AgBiz noted the recent upgrade to South African harvest prospects by the USDA, which forecast the corn crop at 14.6m tonnes, up 12% from the previous month's forecast, and up 78% year-on-year.
"The increase in corn production comes on the back of an increase in area plantings, and higher expected yields due to favourable weather condition," AgBiz said.
Prices to fall in coming months
AgBiz forecast yellow corn prices to average 1,912.65 rand a tonne in July.
Front-month yellow corn futures in South Africa are currently trading around 2,180 rand a tonne, just above the low of 2,100 a tonne reached two weeks ago.
July yellow corn futures are currently trading at 1,952 rand.
"White corn prices also follow a similar trend," AgBiz said, forecasting prices to average 1,941.81 a tonne in July.
This is well below front-month white corn prices, currently trading at 2,120 rand a tonne, although July futures are trading at 1,846.00 rand a tonne.
"Toward the latter part of the year, we see prices gaining traction, especially as we enter the 2018-19 season, with risks of El Nino weather pattern part of our forecast," AgBiz said.
An El Nino event, if one manifests, could cause dryer weather for the 2018-19 season, as it did for the previous harvest.
"We will revise this forecast as developments on the weather front unfold, as risks to El Nino change," AgBiz said.
AgBiz saw yellow corn prices potentially breaking back of 2,500 rand a tonne by the start of next calender year.
Currency effect to ease
Given the fact that South Africa will cease needing large corn imports following the harvest, the correlation between the rand and corn prices will ease, said Wandile Sihlobo, lead economist at AgBiz.
The rand is currently pushing two-year highs against the dollar, making imports cheaper, and weighing on prices.
"The dollar rand exchange correlation gets to be only stronger when we are net-importing," Mr Sihlobo told Agrimoney.
"It will only come in to play when we start to be importers again."
Rising regional demand
Mr Sihlobo also noted the potential boost from regional import demand.
Production in many of South Africa's neighbours has been devastated by the regional armyworm epidemic.

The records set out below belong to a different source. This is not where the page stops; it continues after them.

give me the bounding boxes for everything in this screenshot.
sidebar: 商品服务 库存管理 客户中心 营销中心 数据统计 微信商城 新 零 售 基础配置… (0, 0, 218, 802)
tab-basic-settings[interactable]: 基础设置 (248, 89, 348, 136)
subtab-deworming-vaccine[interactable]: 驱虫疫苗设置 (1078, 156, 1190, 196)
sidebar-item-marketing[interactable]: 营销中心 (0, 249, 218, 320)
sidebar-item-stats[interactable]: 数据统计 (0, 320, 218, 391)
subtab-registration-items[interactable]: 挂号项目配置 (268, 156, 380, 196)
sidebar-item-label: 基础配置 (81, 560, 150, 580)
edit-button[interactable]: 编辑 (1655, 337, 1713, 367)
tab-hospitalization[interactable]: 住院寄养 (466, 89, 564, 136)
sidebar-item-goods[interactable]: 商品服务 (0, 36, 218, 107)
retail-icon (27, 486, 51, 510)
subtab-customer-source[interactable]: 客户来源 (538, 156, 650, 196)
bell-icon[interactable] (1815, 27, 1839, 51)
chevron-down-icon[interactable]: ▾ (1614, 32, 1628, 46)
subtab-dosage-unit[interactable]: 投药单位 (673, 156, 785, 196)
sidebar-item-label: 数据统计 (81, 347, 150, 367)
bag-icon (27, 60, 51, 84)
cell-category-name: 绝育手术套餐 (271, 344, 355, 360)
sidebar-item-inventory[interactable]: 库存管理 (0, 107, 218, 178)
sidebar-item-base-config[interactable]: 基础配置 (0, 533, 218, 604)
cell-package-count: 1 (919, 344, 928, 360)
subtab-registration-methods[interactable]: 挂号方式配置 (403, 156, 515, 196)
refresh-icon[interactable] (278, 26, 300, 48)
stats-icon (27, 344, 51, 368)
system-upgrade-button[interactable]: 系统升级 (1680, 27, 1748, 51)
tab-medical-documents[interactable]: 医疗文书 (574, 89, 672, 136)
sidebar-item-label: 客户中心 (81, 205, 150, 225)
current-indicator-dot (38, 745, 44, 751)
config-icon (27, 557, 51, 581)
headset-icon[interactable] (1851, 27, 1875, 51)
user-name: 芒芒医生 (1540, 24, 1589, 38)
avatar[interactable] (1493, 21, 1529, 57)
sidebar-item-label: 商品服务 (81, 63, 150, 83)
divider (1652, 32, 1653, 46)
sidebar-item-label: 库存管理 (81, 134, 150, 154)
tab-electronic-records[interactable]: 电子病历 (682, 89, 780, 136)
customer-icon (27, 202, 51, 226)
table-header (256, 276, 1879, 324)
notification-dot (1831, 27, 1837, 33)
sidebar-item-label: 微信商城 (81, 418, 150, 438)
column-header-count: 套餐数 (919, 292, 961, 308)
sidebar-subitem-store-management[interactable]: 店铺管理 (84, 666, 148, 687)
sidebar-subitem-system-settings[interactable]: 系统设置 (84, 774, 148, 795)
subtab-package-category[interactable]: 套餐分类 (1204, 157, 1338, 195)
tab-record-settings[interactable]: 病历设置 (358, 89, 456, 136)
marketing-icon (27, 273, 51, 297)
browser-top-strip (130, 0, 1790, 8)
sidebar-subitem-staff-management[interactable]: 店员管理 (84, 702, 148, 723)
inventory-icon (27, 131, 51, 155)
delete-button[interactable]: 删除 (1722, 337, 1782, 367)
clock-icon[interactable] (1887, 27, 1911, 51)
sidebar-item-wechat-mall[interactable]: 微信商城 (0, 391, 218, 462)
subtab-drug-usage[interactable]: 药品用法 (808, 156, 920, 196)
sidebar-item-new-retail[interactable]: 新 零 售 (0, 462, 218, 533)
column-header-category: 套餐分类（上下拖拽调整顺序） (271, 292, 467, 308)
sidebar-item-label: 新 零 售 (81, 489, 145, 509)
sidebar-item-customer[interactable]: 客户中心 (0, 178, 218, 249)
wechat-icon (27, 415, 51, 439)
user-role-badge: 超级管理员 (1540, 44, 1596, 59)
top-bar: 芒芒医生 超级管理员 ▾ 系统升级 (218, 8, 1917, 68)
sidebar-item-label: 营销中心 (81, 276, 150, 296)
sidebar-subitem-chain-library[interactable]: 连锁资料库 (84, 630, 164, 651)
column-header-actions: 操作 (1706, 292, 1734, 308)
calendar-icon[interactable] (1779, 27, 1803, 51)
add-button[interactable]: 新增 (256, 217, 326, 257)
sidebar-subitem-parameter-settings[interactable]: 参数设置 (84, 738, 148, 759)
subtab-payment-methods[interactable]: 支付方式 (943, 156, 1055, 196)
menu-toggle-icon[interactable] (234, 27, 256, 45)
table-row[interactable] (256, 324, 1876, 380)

Many regional growers are not in line for strong harvests, which will increase demand for imports, Mr Sihlobo said.
"Zimbabwe are not in good shape," he noted, with "a large part of the crop still suffers with the armyworm."
"Around about 11% of the crop has been effected buy armyworm."
Mr Sihlobo also pointed to demand from Botswana, Swaziland, and Lesotho.
"South African corn markets will benefit from that," he said.